NEW ORLEANS, La., March 14 (LID) – The Louisiana Supreme Court on Tuesday reinstated a 60-year prison sentence for a former Alabama state legislator convicted of bilking New Orleanians after Hurricane Katrina.
Former Alabama Rep. John Colvin Jr. was convicted of six counts of theft for defrauding six storm victims whom he promised modular homes in exchange for payment but failed deliver.
In February 2010, Colvin was sentenced to six 10-year prison terms to be served consecutively.
He had previously pleaded guilty in Jefferson Parish to defrauding six people of $39,400 to $63,500 for not completing home repairs following the 2005 storm.
In a per curiam decision Tuesday, the state Supreme Court upheld the sentence imposed by Orleans Parish Criminal District Judge Darryl Derbigny.
The justices held that the sentence wasn’t disproportionate to the offense, noting that Colvin engaged in “a pattern of conduct that clearly reflected more than business ineptitude and was fraudulent from the outset.”
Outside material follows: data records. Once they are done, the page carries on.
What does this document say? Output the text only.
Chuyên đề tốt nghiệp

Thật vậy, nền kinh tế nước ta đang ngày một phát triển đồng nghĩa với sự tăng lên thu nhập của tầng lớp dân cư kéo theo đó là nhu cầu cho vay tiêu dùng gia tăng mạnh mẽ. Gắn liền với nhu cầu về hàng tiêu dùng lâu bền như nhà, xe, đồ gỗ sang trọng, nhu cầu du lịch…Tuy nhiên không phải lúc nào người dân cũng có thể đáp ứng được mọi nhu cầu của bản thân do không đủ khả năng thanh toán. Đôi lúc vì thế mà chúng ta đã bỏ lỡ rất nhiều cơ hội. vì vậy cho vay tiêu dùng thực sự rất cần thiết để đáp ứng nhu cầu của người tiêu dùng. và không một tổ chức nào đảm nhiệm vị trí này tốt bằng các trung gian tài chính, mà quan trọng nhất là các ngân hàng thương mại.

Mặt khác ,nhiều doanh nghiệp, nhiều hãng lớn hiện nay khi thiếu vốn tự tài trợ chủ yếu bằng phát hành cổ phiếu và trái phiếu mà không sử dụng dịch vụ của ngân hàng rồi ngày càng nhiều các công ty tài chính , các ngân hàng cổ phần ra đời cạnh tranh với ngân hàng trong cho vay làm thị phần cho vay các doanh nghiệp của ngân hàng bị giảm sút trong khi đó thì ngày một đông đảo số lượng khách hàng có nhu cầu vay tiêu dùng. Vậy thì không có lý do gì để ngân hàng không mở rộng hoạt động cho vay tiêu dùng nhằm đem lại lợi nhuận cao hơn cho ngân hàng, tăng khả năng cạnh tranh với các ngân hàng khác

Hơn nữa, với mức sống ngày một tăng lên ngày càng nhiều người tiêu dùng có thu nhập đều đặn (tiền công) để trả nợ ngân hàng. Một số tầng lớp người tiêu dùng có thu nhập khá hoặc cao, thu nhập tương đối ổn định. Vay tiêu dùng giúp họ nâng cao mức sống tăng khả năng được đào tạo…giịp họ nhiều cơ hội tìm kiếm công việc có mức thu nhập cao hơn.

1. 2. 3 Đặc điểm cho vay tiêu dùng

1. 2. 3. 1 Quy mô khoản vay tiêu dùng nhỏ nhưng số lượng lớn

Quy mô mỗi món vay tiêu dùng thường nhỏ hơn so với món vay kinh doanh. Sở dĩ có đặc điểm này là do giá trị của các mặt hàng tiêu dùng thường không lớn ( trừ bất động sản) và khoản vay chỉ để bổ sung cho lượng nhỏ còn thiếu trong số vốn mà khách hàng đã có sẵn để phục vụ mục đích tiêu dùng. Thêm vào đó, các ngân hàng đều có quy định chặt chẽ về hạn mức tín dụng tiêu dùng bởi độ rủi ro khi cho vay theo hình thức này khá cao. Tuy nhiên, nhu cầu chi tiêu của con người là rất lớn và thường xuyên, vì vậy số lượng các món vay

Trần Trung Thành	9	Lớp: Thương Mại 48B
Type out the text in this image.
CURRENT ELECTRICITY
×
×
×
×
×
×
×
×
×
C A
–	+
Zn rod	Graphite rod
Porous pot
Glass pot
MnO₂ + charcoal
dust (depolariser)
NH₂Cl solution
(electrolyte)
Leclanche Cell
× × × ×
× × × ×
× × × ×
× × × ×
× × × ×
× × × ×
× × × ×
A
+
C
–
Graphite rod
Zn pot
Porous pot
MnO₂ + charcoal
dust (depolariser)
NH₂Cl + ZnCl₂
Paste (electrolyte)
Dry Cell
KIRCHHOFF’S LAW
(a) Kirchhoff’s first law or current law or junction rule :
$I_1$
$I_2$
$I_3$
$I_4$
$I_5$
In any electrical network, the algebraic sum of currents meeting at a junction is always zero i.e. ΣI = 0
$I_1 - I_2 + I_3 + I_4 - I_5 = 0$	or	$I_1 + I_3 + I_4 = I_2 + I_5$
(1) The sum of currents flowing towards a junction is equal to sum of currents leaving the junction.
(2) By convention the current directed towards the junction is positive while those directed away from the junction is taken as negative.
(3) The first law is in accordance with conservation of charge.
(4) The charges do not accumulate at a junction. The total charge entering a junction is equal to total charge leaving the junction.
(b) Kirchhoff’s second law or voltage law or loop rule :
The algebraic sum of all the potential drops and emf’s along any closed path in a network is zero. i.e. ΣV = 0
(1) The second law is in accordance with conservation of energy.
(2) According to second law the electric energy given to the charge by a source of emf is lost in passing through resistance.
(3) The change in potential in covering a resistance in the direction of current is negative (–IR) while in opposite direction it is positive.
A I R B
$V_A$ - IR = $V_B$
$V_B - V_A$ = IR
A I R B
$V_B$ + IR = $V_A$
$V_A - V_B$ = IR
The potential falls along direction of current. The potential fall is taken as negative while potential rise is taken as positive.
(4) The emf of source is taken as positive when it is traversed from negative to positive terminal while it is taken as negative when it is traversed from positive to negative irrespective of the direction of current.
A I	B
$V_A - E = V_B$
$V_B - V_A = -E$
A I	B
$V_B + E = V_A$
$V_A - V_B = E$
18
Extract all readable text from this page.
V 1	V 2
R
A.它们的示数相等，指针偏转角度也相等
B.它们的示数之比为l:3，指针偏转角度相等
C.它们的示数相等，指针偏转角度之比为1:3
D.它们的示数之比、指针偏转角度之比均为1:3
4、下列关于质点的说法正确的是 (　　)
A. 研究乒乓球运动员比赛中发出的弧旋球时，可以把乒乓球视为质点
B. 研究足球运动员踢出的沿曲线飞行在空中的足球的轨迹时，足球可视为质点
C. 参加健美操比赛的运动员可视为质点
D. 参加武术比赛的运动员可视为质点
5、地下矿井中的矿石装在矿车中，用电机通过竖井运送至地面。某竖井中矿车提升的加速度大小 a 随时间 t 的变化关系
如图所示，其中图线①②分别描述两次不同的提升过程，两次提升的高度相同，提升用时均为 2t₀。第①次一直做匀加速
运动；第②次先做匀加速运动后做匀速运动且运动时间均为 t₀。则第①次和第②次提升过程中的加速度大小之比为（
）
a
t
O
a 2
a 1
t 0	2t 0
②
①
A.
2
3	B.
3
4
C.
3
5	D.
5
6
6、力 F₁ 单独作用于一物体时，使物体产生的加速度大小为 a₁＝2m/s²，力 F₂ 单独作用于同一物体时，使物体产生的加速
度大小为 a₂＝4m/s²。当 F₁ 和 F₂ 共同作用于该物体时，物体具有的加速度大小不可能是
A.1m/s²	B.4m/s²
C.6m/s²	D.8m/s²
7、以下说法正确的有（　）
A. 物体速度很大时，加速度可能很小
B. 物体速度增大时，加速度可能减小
The Orleans Parish trial court was justified in imposing consecutive sentencing because of the “exceptional risk to public safety” pose by Colvin, who “preyed systematically on distressed homeowners attempting to rebuild their lives in the aftermath of 9 Hurricane Katrina, and he was good at it.”
The Supreme Court decision reverses the 4th Circuit Court of Appeal, which had upheld Colvin’s convictions but remanded the case the trial court, after finding the sentence unconstitutionally excessive.
In a 15-page opinion, Judge Roland Belsome cited a 1979 Louisiana Supreme Court decision that for an offender without a prior felony record, “ordinarily concurrent rather than consecutive sentences should be imposed.”
Colvin has been in state prison since May 2009.
The case is State of Louisiana v. John Colvin, No. 11-K-104, Louisiana Supreme Court.